2. Vanguard, Advisor’s Alpha®, and Morningstar research on the value of financial advice.
Importantly, much of this value does not come from selecting individual securities or attempting to outperform markets in the short term. Instead, the value of advice often comes from helping investors maintain discipline and make sound long-term decisions.
These contributions typically include:
- Maintaining appropriate asset allocation
- Rebalancing portfolios during market cycles
- Incorporating tax-efficient investment strategies Aligning investment decisions with long-term financial goals
“Markets will always fluctuate, but disciplined advice can help investors avoid the emotional decisions that often derail long-term financial plans.”
Perhaps most importantly, advisors help clients avoid emotionally driven decisions during periods of market volatility.
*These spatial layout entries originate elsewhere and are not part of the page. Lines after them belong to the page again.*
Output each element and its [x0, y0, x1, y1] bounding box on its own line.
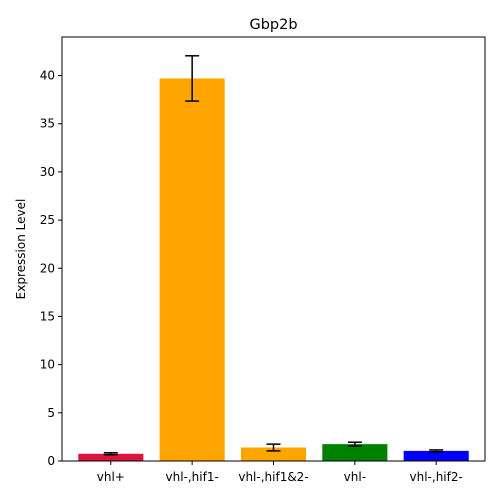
y-tick-label-6: 30	[40, 165, 55, 179]
bar-3	[322, 444, 388, 461]
y-tick-label-5: 25	[40, 213, 55, 227]
plot-frame	[61, 36, 486, 462]
y-tick-label-3: 15	[40, 309, 55, 323]
bars-group	[78, 78, 469, 461]
x-tick-label-0: vhl+	[97, 470, 125, 484]
x-tick-label-2: vhl-,hif1&2-	[238, 470, 308, 484]
bar-0	[78, 453, 144, 461]
x-tick-label-1: vhl-,hif1-	[165, 470, 218, 484]
bar-2	[240, 447, 307, 461]
x-tick-label-4: vhl-,hif2-	[410, 470, 463, 484]
y-tick-label-2: 10	[40, 358, 55, 372]
y-tick-label-0: 0	[47, 454, 55, 468]
bar-1	[159, 78, 225, 461]
y-axis: 0 5 10 15 20 25 30 35 40	[40, 69, 62, 468]
error-bars-group	[103, 55, 444, 456]
y-tick-label-4: 20	[40, 261, 55, 275]
x-axis: vhl+ vhl-,hif1- vhl-,hif1&2- vhl-vhl-,hif2-	[97, 461, 463, 484]
x-tick-label-3: vhl-	[344, 470, 366, 484]
y-tick-label-7: 35	[40, 117, 55, 131]
y-tick-label-1: 5	[47, 406, 55, 420]
bar-4	[403, 450, 469, 461]
chart-title: Gbp2b	[249, 17, 297, 33]
y-axis-label: Expression Level	[14, 199, 28, 300]
y-tick-label-8: 40	[40, 69, 55, 83]
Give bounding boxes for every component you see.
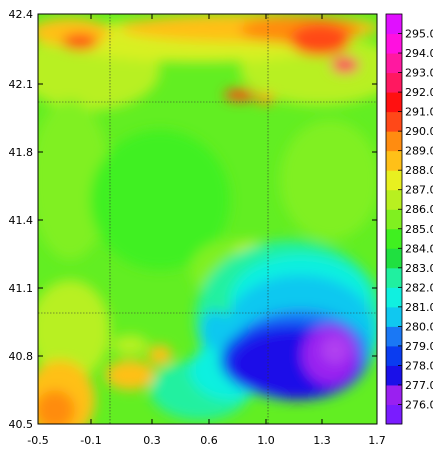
colorbar-label: 289.0 [405,145,433,158]
colorbar-band [386,345,402,366]
colorbar-label: 277.0 [405,379,433,392]
y-tick-label: 40.5 [9,418,34,431]
colorbar-label: 286.0 [405,203,433,216]
colorbar-band [386,228,402,249]
x-tick-label: 1.7 [368,434,386,447]
colorbar-band [386,14,402,35]
y-tick-label: 42.4 [9,8,34,21]
y-tick-label: 41.8 [9,146,34,159]
colorbar-band [386,209,402,230]
colorbar-band [386,287,402,308]
colorbar-label: 284.0 [405,242,433,255]
colorbar-label: 280.0 [405,320,433,333]
x-tick-label: -0.5 [27,434,48,447]
x-tick-label: -0.1 [80,434,101,447]
y-tick-label: 40.8 [9,350,34,363]
colorbar-band [386,131,402,152]
y-tick-label: 41.4 [9,214,34,227]
colorbar-label: 276.0 [405,398,433,411]
y-axis: 40.5 40.8 41.1 41.4 41.8 42.1 42.4 [9,8,377,431]
colorbar-band [386,326,402,347]
colorbar-label: 278.0 [405,359,433,372]
colorbar: 276.0 277.0 278.0 279.0 280.0 281.0 282.0 283.0… [385,13,433,425]
x-axis: -0.5 -0.1 0.3 0.6 1.0 1.3 1.7 [27,14,386,447]
colorbar-band [386,384,402,405]
colorbar-label: 295.0 [405,28,433,41]
colorbar-band [386,53,402,74]
colorbar-band [386,306,402,327]
colorbar-label: 283.0 [405,262,433,275]
colorbar-label: 279.0 [405,340,433,353]
colorbar-label: 282.0 [405,281,433,294]
y-tick-label: 41.1 [9,282,34,295]
x-tick-label: 1.0 [257,434,275,447]
colorbar-label: 292.0 [405,86,433,99]
colorbar-label: 281.0 [405,301,433,314]
colorbar-band [386,365,402,386]
x-tick-label: 1.3 [313,434,331,447]
colorbar-band [386,189,402,210]
colorbar-band [386,150,402,171]
colorbar-label: 287.0 [405,184,433,197]
plot-frame [37,13,378,425]
colorbar-band [386,170,402,191]
x-tick-label: 0.6 [200,434,218,447]
colorbar-band [386,33,402,54]
colorbar-label: 294.0 [405,47,433,60]
colorbar-label: 288.0 [405,164,433,177]
x-tick-label: 0.3 [143,434,161,447]
colorbar-band [386,404,402,425]
temperature-field [38,14,377,424]
colorbar-label: 291.0 [405,106,433,119]
colorbar-band [386,72,402,93]
map-grid-lines [38,14,377,424]
colorbar-band [386,248,402,269]
colorbar-label: 290.0 [405,125,433,138]
colorbar-band [386,92,402,113]
colorbar-band [386,111,402,132]
colorbar-frame [385,13,403,425]
colorbar-label: 293.0 [405,67,433,80]
colorbar-band [386,267,402,288]
y-tick-label: 42.1 [9,78,34,91]
colorbar-label: 285.0 [405,223,433,236]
Behavioral coaching—helping investors stay disciplined when markets become uncertain, is widely recognized as one of the most significant contributors to the value of financial advice.
Volatility Highlights the Importance of Guidance
Periods of market turbulence often create the greatest challenges for investors.
When markets decline or headlines become unsettling, investors may feel pressure to act quickly—sometimes making decisions that can disrupt long-term plans. A financial advisor can help provide perspective during these moments, helping investors focus on long-term objectives rather than short-term market movements.
This ability to provide thoughtful guidance during uncertain periods is one reason the advisory relationship continues to grow in importance.
A Generational Shift Toward Professional Advice
One of the more interesting developments in recent years is that the demand for financial advice is not limited to investors nearing retirement.
Research suggests that younger generations are increasingly interested in professional financial guidance, particularly when it comes to retirement planning and long-term investing strategies. According to research published by J.P. Morgan Plan Participant Research and Apollo Chief Economist, a majority of investors across generations say they would prefer to hand over retirement planning and investing decisions to a financial professional.
The data shows:
- Gen Z: 69% agree they would prefer to hand over retirement planning to a professional
- Millennials: 65% agree
- Gen X: 56% agree
- Baby Boomers: 55% agree
- All respondents: 60% agree overall
This trend reflects a growing recognition that while digital investing tools can simplify transactions, comprehensive financial planning often requires experience, perspective, and long-term strategy.

Shifting Preferences: A majority ofinvestors across every generation say they would prefer to delegate retirement planning and investing decisions to a qualified financial professional, reflecting a growing recognition of the value of professional financial guidance.
Source: J.P. Morgan Plan Participant Research (2021, 2024); Apollo Chief Economist analysis
Advice Extends Beyond Investments
Today’s financial advisors often serve as more than portfolio managers. Comprehensive wealth management may include:
- Retirement income planning
- Tax-aware investment strategies
- Estate and legacy planning coordination
- Risk management and insurance strategies
- Multi-generational wealth planning
As financial lives become more complex, the advisor’s role increasingly resembles that of a long-term financial strategist and planning partner.
The Human Element in Financial Planning
Technology has transformed the financial industry, making markets more efficient and information more accessible.
But when it comes to long-term financial planning—balancing risk, goals, family needs, and changing economic conditions—the human element remains essential. For many investors, a trusted advisory relationship can provide both strategic insight and reassurance during uncertain periods.
Across the industry—and within firms such as Summit Global Private Wealth—experienced advisors work with individuals and families to develop thoughtful financial strategies designed to support long-term goals. While investment outcomes cannot be guaranteed, disciplined planning and experienced guidance can help investors navigate uncertainty with greater confidence.
The Bottom Line
Markets will continue to fluctuate, and economic cycles will come and go. What remains constant is the importance of thoughtful financial planning and disciplined decision-making. For many investors, the true value of a financial advisor lies not simply in managing investments, but in helping guide financial decisions through every stage of life.